Abstract: Mindfulness-Oriented Recovery Enhancement Modifies Dynamic Change Trajectories of Opioid Craving: Ecological Momentary Assessment of a Randomized Controlled Trial of Opioid-Treated Chronic Pain Patients (Society for Social Work and Research 23rd Annual Conference - Ending Gender Based, Family and Community Violence)
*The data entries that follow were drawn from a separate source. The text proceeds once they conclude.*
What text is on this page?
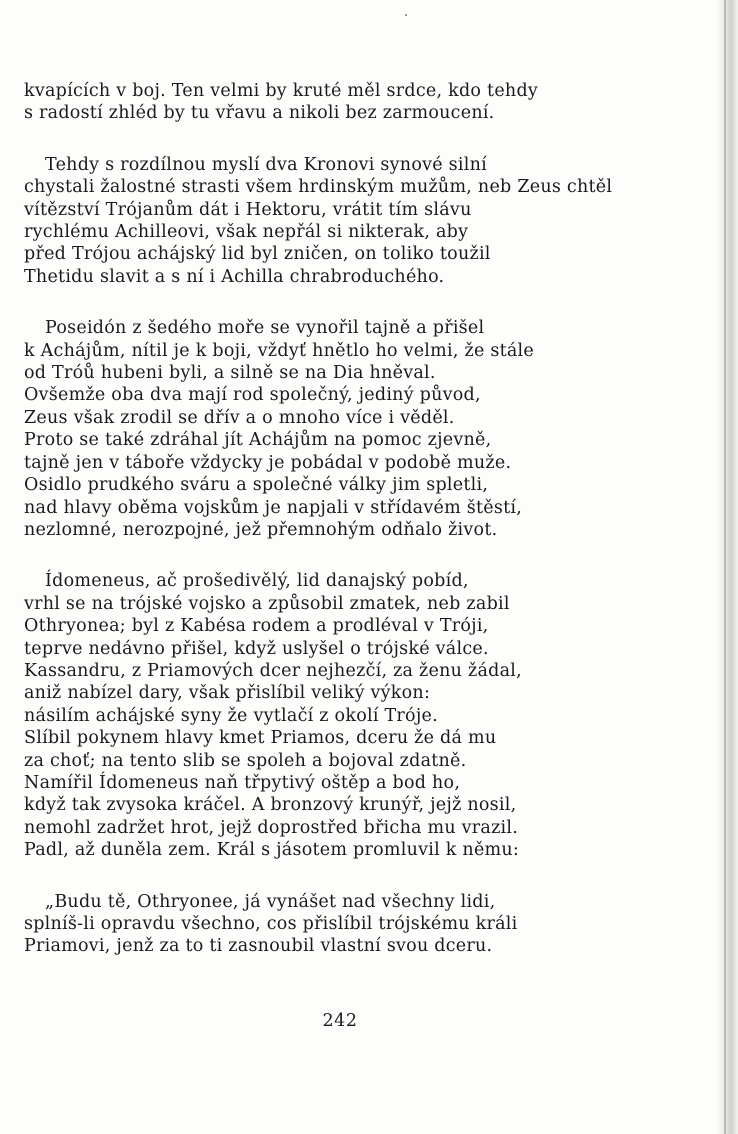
kvapících v boj. Ten velmi by kruté měl srdce, kdo tehdy
s radostí zhléd by tu vřavu a nikoli bez zarmoucení.
Tehdy s rozdílnou myslí dva Kronovi synové silní
chystali žalostné strasti všem hrdinským mužům, neb Zeus chtěl
vítězství Trójanům dát i Hektoru, vrátit tím slávu
rychlému Achilleovi, však nepřál si nikterak, aby
před Trójou achájský lid byl zničen, on toliko toužil
Thetidu slavit a s ní i Achilla chrabroduchého.
Poseidón z šedého moře se vynořil tajně a přišel
k Achájům, nítil je k boji, vždyť hnětlo ho velmi, že stále
od Tróů hubeni byli, a silně se na Dia hněval.
Ovšemže oba dva mají rod společný, jediný původ,
Zeus však zrodil se dřív a o mnoho více i věděl.
Proto se také zdráhal jít Achájům na pomoc zjevně,
tajně jen v táboře vždycky je pobádal v podobě muže.
Osidlo prudkého sváru a společné války jim spletli,
nad hlavy oběma vojskům je napjali v střídavém štěstí,
nezlomné, nerozpojné, jež přemnohým odňalo život.
Ídomeneus, ač prošedivělý, lid danajský pobíd,
vrhl se na trójské vojsko a způsobil zmatek, neb zabil
Othryonea; byl z Kabésa rodem a prodléval v Tróji,
teprve nedávno přišel, když uslyšel o trójské válce.
Kassandru, z Priamových dcer nejhezčí, za ženu žádal,
aniž nabízel dary, však přislíbil veliký výkon:
násilím achájské syny že vytlačí z okolí Tróje.
Slíbil pokynem hlavy kmet Priamos, dceru že dá mu
za choť; na tento slib se spoleh a bojoval zdatně.
Namířil Ídomeneus naň třpytivý oštěp a bod ho,
když tak zvysoka kráčel. A bronzový krunýř, jejž nosil,
nemohl zadržet hrot, jejž doprostřed břicha mu vrazil.
Padl, až duněla zem. Král s jásotem promluvil k němu:
„Budu tě, Othryonee, já vynášet nad všechny lidi,
splníš-li opravdu všechno, cos přislíbil trójskému králi
Priamovi, jenž za to ti zasnoubil vlastní svou dceru.
242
Mindfulness-Oriented Recovery Enhancement Modifies Dynamic Change Trajectories of Opioid Craving: Ecological Momentary Assessment of a Randomized Controlled Trial of Opioid-Treated Chronic Pain Patients

Schedule:
Friday, January 18, 2019: 1:45 PM
Golden Gate 3, Lobby Level (Hilton San Francisco)
* noted as presenting author
Eric Garland, PhD, Professor and Associate Dean for Research, University of Utah, Salt Lake City, UT
BACKGROUND AND PURPOSE: The opioid crisis confronting the United States has been driven by the prescription of analgesic medications like oxycodone and fentanyl as frontline treatments for chronic pain. Although these medications can temporarily suppress pain experience, they simultaneously activate mesocorticolimbic brain reward circuits underlying a broad range of addictive behaviors. Consequently, chronic opioid use and misuse can lead to cravings that drive opioid dose escalation irrespective of the need to obtain pain relief, ultimately resulting in the loss of control over opioid use that is characteristic of addiction. A novel social work intervention called Mindfulness-Oriented Recovery Enhancement (MORE) aims to address prescription opioid craving among chronic pain patients by increasing the capacity to mindfully disengage from addictive urges (i.e., decentering) and by boosting positive affect and reward via mindfully engaging with healthful objects and events in the social environment (i.e., savoring). The present study evaluated the effects and therapeutic mechanisms of MORE on reducing ecological momentary assessments (EMA) of opioid craving. EMA overcomes retrospective reporting biases by gathering data through real-time assays of momentary experiences in everyday life.  Due to the longitudinal density of its sampling structure, EMA facilitates a temporally-dynamic analysis of interrelationships between therapeutic processes and clinical outcomes. Relative to an active control condition, we hypothesized that MORE would result in significantly greater decreases in EMA measures of craving over time, and that higher levels of decentering and savoring would predict lower levels of craving.

METHODS: In a NIH-funded randomized controlled trial (RCT), 117 opioid-treated chronic pain patients were allocated to 8 weeks of MORE or a social support group (SG) control condition. Participants completed up to 270 EMAs of craving randomly presented by smartphone up to three times a day during and one month following treatment. EMA data were analyzed via multilevel models with an autoregressive (AR1) repeated measures structure.

RESULTS: Participants in the MORE group reported significantly greater decreases over time in opioid craving than the SG, F(1, 2081.23) = 31.12, p = .00000003. Overall, participants in MORE reported a 23% greater decrease in craving than the control condition. Moreover, participants in the MORE group reported significantly greater increases in mindful decentering than the SG, F(1, 2104.84) = 37.27, p = .000000001. In cross-lagged analyses focused on therapeutic mechanism, higher levels of mindful decentering predicted lower levels of opioid urge in the next moment, B = -.06, SE = .01, p = .00007. Greater duration of savoring practice among MORE participants was associated with lower levels of opioid urge, B = -.01, SE = .004, p = .029, and higher levels of positive affect, B = .02, SE = .004, p = .001, that in turn predicted decreases in opioid urge in successive moments, B = -.04, SE = .02, p = .01.

CONCLUSIONS: MORE appears to ameliorate prescription opioid craving by targeting the therapeutic processes of decentering and savoring. By leveraging these salutogenic mechanisms, MORE holds great promise for helping to address one of the greatest public health crises of the modern era.